You are when it comes to her, she retorted. I glared.

She snorted after a moment passed in silence, an hour to us. "She fascinates you?"

"It's more than that – when I'm near Bella…I don't feel so alone."

Alice's petite features contorted in sympathy. She left it unmentioned in her thoughts, but I could tell that she had restrained herself from recalling Esme's worry, that there was something missing in my life. Destined to be a lone man, grouped for eternity with three pairs of soul-mates. Alice had mentioned waiting for Bella; I suddenly realized that I had been waiting for her, too.

"You know," she said softly, "the fact that I keep seeing your futures – your future together – despite your resolution to stay away means that you will break it. Some things are bigger than your control, Edward." Fate. Her last warning floated about my head as she left me standing alone at the glass wall. "Don't fight it."

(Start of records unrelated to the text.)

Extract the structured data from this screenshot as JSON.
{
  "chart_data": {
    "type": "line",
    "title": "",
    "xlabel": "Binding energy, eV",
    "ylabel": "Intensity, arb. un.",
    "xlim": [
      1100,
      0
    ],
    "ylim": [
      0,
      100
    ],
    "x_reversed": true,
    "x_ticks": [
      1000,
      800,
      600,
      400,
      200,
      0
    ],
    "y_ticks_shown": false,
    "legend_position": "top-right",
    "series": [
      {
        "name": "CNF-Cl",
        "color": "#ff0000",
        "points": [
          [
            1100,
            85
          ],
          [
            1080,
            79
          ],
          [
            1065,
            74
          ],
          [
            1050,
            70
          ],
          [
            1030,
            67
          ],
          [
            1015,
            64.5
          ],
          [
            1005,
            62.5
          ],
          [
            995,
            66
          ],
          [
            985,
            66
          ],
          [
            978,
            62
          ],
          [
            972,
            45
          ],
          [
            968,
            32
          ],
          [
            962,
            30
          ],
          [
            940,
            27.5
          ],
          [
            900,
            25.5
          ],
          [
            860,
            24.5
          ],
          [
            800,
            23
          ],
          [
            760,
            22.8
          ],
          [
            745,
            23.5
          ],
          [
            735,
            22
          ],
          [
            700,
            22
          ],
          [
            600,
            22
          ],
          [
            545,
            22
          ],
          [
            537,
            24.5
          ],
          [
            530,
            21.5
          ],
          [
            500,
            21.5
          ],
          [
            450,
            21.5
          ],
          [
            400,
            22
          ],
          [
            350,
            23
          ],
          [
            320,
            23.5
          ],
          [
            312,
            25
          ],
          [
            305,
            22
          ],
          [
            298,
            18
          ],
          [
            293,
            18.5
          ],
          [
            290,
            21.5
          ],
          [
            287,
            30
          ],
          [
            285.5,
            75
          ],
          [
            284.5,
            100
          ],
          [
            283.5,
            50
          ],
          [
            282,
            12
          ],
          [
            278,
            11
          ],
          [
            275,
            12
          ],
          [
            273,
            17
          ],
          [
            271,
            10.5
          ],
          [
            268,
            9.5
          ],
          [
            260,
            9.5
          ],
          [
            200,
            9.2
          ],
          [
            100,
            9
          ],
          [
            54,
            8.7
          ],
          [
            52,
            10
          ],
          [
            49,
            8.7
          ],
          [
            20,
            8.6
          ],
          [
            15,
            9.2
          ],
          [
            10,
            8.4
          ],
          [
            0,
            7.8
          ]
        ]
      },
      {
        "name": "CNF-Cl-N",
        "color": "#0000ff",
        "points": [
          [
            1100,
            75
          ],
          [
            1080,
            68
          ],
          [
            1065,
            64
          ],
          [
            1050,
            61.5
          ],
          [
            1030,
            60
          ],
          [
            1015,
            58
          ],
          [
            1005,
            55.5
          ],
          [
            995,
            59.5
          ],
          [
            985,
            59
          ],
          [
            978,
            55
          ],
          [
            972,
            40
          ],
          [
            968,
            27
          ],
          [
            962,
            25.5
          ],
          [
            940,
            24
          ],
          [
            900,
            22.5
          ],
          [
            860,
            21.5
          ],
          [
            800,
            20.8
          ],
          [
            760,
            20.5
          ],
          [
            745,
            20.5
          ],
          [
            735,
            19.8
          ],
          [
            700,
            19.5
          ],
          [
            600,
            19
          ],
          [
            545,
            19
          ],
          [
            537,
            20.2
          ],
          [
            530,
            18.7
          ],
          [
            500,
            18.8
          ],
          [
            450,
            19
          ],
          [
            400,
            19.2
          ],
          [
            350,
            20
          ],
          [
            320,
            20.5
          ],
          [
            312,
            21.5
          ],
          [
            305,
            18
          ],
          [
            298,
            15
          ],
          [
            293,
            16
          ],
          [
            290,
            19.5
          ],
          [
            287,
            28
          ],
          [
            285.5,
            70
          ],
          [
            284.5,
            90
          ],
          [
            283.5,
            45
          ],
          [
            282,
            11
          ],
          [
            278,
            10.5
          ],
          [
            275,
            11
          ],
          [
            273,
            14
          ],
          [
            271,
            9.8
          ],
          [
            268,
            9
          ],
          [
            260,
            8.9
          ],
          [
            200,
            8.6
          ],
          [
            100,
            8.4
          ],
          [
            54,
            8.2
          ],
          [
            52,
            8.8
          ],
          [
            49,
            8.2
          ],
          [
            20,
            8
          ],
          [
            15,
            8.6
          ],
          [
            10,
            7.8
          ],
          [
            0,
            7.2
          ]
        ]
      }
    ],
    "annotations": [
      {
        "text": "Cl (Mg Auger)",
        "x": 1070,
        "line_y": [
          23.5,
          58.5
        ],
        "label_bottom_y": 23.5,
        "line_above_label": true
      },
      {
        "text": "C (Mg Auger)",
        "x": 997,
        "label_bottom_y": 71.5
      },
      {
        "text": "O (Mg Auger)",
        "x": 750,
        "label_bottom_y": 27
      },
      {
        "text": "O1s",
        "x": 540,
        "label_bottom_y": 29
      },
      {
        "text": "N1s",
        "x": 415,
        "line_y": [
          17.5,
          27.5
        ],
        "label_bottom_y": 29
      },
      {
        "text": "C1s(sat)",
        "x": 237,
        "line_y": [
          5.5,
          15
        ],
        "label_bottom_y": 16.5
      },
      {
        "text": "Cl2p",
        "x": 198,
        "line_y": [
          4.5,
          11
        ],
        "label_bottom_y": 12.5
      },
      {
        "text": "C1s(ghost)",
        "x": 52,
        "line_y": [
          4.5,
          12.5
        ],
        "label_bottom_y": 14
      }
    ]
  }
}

I stood motionless, facing the south. In the reflection of the glass, I could see clearly – as though it were a mirror – the headlights of Carlisle's Mercedes, not a mile off, winding its way back through the blizzard that had enveloped Forks in snow. Though I knew Jasper preferred to run in the snow, having lived in the South most of his life, it was necessary for them to take the car as a precaution as they neared town. It wouldn't do if some neighbor happened to peek out their curtains and spy the Cullens running along the snow-buried ground in the middle of the night. Most likely, they would have taken such a strange vision as a delusion, but it was best to remove ourselves entirely from the thoughts and suspicions of others.

I watched the great ball of light draw nearer, closing my eyes slightly so it appeared blurred, indistinct. I had often pictured my life – my existence – this way; a great stretch of dark highway, empty, identical streetlamps passing with every year as I sped toward nothing…

Alice's words affected my memory of the image, replacing the blurred burst of light for the unchanging darkness. Fate. Was I truly meant to be with Bella? I scarcely allowed myself to hope that there might be meaning to this endless road, a light at the end.

I opened my eyes to watch Carlisle's car rushing steadily toward me. I turned away to the east, where the faintest ray of sunlight shot through the clouds. I had been taught – out of necessity for survival – to mistrust sunlight. Yet, it still gave indescribable pleasure whenever I had the opportunity to let its touch grace my skin. Condemned to hide from the light, I both loved and feared it.

The pearly gray of the dawn shattered into myriad colors as the sun rose in triumph through the clouds. I let it fall upon me as I kept still by the window, allowing myself to feel, for once, its warmth.

Bella, I thought, and a reckless grin tugged at the corner of my mouth.